Autrefois, le Cambodge, le Vietnam et le Laos étaient un véritable paradis pour les primates, désormais victimes de braconniers, de marchands de médicaments traditionnels et de villageois qui empiètent sur leurs territoires. Alors qu'aucune espèce de primates n'a disparu au cours du siècle dernier, ces derniers sont maintenant menacés d'extinction mondiale. Et leur disparition a toutes les chances de commencer en Indochine, estime Frank Momberg, de Faune et Flore Internationales (FFI). Sur les 25 espèces de singes menacées répertoriées par l'organisation américaine Conservation International, quatre vivent au Vietnam. Il ne reste que 100 spécimens du langur d'or de l'île de Cat Ba et moins de 200 rhinopithèques du Tonkin, souligne M. Momberg. Les langurs de Delacour et les doucs gris sont presque aussi vulnérables.

Quant au gibbon noir de Hainan, peut-être le primate le plus menacé du monde, ''il n'y a qu'une chance très mince qu'il voie la fin de ce siècle'', redoute M. Momberg. Moins de 50 individus subsistent, au Vietnam et sur l'île chinoise de Hainan. Avec ce patrimoine génétique réduit, d'importants efforts sont nécessaires si l'on veut conserver l'espèce: reproduction en captivité et lutte contre le déboisement pour protéger son habitat naturel.

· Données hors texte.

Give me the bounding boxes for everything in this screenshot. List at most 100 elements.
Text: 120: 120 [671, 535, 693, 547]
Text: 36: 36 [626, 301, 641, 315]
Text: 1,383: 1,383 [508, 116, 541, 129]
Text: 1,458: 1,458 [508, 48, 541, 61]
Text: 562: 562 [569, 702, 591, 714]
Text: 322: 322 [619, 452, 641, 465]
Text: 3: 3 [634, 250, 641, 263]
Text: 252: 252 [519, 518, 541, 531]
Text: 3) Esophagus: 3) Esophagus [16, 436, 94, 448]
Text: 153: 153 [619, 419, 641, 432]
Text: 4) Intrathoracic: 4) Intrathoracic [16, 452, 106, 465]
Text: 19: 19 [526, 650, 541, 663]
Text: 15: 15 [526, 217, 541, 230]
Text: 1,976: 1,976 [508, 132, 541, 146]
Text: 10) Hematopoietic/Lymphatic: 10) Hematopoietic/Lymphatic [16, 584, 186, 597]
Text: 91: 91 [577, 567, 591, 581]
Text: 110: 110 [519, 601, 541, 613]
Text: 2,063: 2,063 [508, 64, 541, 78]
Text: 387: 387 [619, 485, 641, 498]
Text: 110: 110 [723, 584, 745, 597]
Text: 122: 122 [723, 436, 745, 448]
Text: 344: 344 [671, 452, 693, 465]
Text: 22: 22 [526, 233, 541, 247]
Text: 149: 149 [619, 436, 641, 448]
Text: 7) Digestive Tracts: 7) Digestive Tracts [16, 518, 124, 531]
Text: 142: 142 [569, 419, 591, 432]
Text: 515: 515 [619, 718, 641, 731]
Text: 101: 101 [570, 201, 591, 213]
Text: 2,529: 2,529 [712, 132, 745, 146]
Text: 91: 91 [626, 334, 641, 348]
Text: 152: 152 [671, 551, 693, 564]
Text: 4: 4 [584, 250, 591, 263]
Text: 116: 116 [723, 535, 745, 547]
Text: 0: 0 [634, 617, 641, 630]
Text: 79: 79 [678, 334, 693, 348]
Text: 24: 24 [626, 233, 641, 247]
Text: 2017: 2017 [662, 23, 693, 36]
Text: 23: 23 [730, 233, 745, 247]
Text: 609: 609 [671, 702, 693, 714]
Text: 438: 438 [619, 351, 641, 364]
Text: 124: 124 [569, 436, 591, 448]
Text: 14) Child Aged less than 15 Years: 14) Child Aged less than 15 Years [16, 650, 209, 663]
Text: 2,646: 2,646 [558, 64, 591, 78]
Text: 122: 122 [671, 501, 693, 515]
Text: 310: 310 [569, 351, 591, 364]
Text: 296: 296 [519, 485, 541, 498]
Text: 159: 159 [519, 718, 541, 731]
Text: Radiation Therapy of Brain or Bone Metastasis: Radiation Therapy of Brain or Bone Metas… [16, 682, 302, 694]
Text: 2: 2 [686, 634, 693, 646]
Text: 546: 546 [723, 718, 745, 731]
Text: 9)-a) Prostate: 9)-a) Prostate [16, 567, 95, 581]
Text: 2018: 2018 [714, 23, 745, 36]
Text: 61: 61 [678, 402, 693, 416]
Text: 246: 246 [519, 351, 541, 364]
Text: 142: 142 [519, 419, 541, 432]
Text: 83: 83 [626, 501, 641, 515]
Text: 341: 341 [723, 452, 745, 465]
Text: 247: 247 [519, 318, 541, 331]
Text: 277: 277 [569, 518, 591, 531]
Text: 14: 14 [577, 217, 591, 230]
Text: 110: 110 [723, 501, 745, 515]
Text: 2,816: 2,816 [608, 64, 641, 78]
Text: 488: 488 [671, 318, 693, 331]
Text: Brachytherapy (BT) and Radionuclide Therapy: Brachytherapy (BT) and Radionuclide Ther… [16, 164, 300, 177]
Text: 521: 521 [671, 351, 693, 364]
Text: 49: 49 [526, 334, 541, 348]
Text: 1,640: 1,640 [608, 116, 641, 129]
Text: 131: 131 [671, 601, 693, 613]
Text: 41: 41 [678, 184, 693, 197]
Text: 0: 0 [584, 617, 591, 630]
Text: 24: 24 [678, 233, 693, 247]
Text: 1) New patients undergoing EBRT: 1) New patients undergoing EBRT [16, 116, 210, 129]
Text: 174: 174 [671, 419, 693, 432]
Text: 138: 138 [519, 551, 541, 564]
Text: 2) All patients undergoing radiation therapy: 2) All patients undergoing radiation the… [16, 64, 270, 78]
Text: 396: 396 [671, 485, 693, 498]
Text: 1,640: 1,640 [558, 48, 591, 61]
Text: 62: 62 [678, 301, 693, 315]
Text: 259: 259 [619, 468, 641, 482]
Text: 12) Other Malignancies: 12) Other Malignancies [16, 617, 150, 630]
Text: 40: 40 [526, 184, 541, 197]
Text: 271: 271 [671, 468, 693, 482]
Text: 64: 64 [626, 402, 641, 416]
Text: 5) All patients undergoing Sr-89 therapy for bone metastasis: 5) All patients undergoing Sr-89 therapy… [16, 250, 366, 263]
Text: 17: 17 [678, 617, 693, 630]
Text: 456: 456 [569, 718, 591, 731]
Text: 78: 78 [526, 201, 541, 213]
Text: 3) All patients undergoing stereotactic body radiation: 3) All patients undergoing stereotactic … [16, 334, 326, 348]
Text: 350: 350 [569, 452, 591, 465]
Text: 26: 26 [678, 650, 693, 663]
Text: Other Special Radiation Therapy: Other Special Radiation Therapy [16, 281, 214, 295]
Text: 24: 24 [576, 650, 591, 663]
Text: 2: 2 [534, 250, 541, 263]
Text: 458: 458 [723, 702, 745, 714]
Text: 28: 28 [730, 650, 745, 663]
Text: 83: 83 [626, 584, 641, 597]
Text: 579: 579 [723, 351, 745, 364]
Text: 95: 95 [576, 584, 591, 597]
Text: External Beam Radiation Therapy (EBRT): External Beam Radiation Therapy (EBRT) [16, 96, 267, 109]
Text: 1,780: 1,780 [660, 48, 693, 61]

Dans le sud-ouest du Cambodge, les gibbons à casque ont longtemps trouvé un refuge sûr dans la chaîne des Cardamomes, rendue difficile d'accès par la guerre et le paludisme. Mais à présent, ils ne sont plus à l'abri des braconniers. M. Momberg pense avoir peut-être trouvé une solution. ''Une réserve ne suffit pas. Nous avons besoin de la coopération des habitants'', explique-t-il. ''Si la communauté ne veut pas s'en occuper, c'est la fin''.

Dans une forêt montagneuse du nord du Vietnam, FFI tente de préserver le gibbon noir en impliquant une demi-douzaine de villages voisins. M. Momberg souhaite que les villageois établissent les frontières de la réserve et en choisissent les gardes. ''Ces gens ignoraient qu'ils hébergent un singe unique au monde, alors qu'ils peuvent en tirer une certaine fierté''. L'un des principaux dangers qui guettent les singes de la péninsule indochinoise vient de sa proximité avec la Chine, friande de viande exotique, de médicaments et d'aphrodisiaques. Et l'appétit pour ses produits augmente aussi vite que la prospérité économique de ce pays.

Par Denis D. Gray - The Associated Press, le 22 Juin 2001.